I am working on a data science project in which I have to compute the euclidian distance between every pair of observations in a dataset.
Since I am working with very large datasets, I have to use an efficient implementation of pairwise distances computation (both in terms of memory usage and computation time).
One solution is to use the pdist
function from Scipy, which returns the result in a 1D array, without duplicate instances.
However, this function is not able to deal with categorical variables. For these, I want to set the distance to 0 when the values are the same and 1 otherwise.

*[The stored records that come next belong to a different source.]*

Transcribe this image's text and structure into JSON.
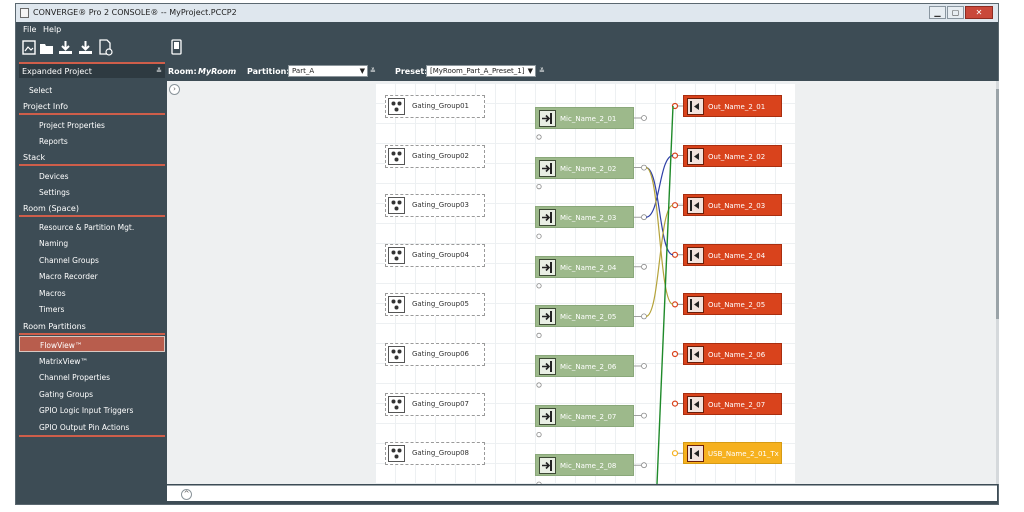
{
  "window": {
    "title": "CONVERGE® Pro 2 CONSOLE® -- MyProject.PCCP2",
    "buttons": {
      "minimize": "▁",
      "maximize": "▢",
      "close": "✕"
    }
  },
  "menu": {
    "file": "File",
    "help": "Help"
  },
  "toolbar": {
    "icons": [
      "new-project-icon",
      "open-folder-icon",
      "download-icon",
      "download-all-icon",
      "export-document-icon",
      "device-icon"
    ]
  },
  "sidebar": {
    "header": "Expanded Project",
    "collapse_glyph": "≚",
    "select": "Select",
    "sections": {
      "project_info": "Project Info",
      "stack": "Stack",
      "room_space": "Room (Space)",
      "room_partitions": "Room Partitions"
    },
    "items": {
      "project_properties": "Project Properties",
      "reports": "Reports",
      "devices": "Devices",
      "settings": "Settings",
      "resource_partition": "Resource & Partition Mgt.",
      "naming": "Naming",
      "channel_groups": "Channel Groups",
      "macro_recorder": "Macro Recorder",
      "macros": "Macros",
      "timers": "Timers",
      "flowview": "FlowView™",
      "matrixview": "MatrixView™",
      "channel_properties": "Channel Properties",
      "gating_groups": "Gating Groups",
      "gpio_input": "GPIO Logic Input Triggers",
      "gpio_output": "GPIO Output Pin Actions"
    }
  },
  "options": {
    "room_label": "Room:",
    "room_value": "MyRoom",
    "partition_label": "Partition:",
    "partition_value": "Part_A",
    "preset_label": "Preset:",
    "preset_value": "[MyRoom_Part_A_Preset_1]",
    "dropdown_glyph": "▼",
    "expand_glyph": "≚"
  },
  "canvas": {
    "expand_glyph": "›",
    "collapse_glyph": "^",
    "gating_groups": [
      "Gating_Group01",
      "Gating_Group02",
      "Gating_Group03",
      "Gating_Group04",
      "Gating_Group05",
      "Gating_Group06",
      "Gating_Group07",
      "Gating_Group08"
    ],
    "mics": [
      "Mic_Name_2_01",
      "Mic_Name_2_02",
      "Mic_Name_2_03",
      "Mic_Name_2_04",
      "Mic_Name_2_05",
      "Mic_Name_2_06",
      "Mic_Name_2_07",
      "Mic_Name_2_08"
    ],
    "outputs": [
      "Out_Name_2_01",
      "Out_Name_2_02",
      "Out_Name_2_03",
      "Out_Name_2_04",
      "Out_Name_2_05",
      "Out_Name_2_06",
      "Out_Name_2_07",
      "USB_Name_2_01_Tx"
    ],
    "colors": {
      "mic": "#9db98b",
      "output": "#d9431c",
      "usb": "#f6b11f",
      "wire_blue": "#2d3fa6",
      "wire_olive": "#b5a33a",
      "wire_green": "#1f8a2a"
    }
  }
}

I have tried to implement this variant in Python with Numba. The function takes as input the 2D Numpy array containing all the observations and a 1D array containing the types of the variables (either float64
or category
).
Here is the code :
import numpy as np
from numba.decorators import autojit
def pairwise(X, types):
m = X.shape[0]
n = X.shape[1]
D = np.empty((int(m * (m - 1) / 2), 1), dtype=np.float)
ind = 0
for i in range(m):
for j in range(i+1, m):
d = 0.0
for k in range(n):
if types[k] == 'float64':
tmp = X[i, k] - X[j, k]
d += tmp * tmp
else:
if X[i, k] != X[j, k]:
d += 1.
D[ind] = np.sqrt(d)
ind += 1
return D.reshape(1, -1)[0]
pairwise_numba = autojit(pairwise)
vectors = np.random.rand(20000, 100)
types = np.array(['float64']*100)
dists = pairwise_numba(vectors, types)
This implementation is very slow despite the use of Numba. Is it possible to improve my code to make it faster ?